De wind bolt haar dunne zwarte jurk in de zon. Het zand tussen haar tenen voelt warm en schuurt. Terwijl ze haar haar nog een keer naar achteren schudt weet ze dat ze niet meer te redden is. Achter haar het huis waaruit ze is gevlucht. Weg van de vragende ogen, het gevoel van schuld en het verlangen keihard, maar dan ook keihard te gillen. En met de zon spelend in haar gezicht weet ze dat dit het moment is waar zo lang, zo bang voor is geweest.

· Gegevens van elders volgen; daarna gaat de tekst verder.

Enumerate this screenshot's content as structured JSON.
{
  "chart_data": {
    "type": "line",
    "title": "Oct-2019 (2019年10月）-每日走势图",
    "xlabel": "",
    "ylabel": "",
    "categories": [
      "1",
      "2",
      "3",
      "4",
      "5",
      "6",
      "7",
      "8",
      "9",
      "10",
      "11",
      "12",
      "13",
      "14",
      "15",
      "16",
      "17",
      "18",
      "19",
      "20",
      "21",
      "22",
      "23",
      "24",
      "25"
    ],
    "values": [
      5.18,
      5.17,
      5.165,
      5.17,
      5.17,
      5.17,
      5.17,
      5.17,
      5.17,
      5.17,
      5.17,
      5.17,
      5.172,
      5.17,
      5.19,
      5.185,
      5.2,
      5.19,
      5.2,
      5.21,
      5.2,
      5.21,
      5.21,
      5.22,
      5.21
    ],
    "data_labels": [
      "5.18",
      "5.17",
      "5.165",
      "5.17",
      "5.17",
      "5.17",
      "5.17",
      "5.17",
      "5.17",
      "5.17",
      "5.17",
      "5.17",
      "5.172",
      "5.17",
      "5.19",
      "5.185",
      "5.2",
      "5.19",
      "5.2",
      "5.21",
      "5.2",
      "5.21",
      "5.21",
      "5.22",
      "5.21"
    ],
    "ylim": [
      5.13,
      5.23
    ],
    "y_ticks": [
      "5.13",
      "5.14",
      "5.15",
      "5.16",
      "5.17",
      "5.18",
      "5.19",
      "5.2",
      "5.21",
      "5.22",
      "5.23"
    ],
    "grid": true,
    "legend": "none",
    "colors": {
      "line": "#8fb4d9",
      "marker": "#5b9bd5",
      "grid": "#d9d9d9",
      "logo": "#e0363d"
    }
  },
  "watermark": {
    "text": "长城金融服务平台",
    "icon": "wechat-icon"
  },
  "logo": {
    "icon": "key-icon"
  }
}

Met de berusting in haar schouders zet ze zich in het stevige zand. De rug naar het verleden en haar blik op de deining van de zee. De lichte stappen op het zand verstoren haar gedachten. Zijn lange benen vouwen zich onder haar lijf. “Is het tijd?”. Ze knikt. Zijn kin rust op haar hoofd. “Kom op dan.” Vastberaden staat hij op, zijn stevige hand als baken in de chaos van haar gedachten en even, heel even maar kijkt ze hem recht aan. Zijn glimlach ontroert haar, zijn angst maakt haar vastberadener dan ooit. En net als hij denkt te gaan winnen, laat ze hem gaan. Verlorener dan ooit.
De bevrijding voelt als een last. Of toch niet. Ze weet het eigenlijk niet zo goed. Een lach kriebelt in haar keel en met moeite onderdrukt ze het verlangen te gaan dansen. Want dansen dat doe je niet als andere mensen kijken. Of toch…….en met haar armen wijd gespreid, het hoofd achterover in de nek klatert haar lach wilde rondjes op het strand. Vrij!!!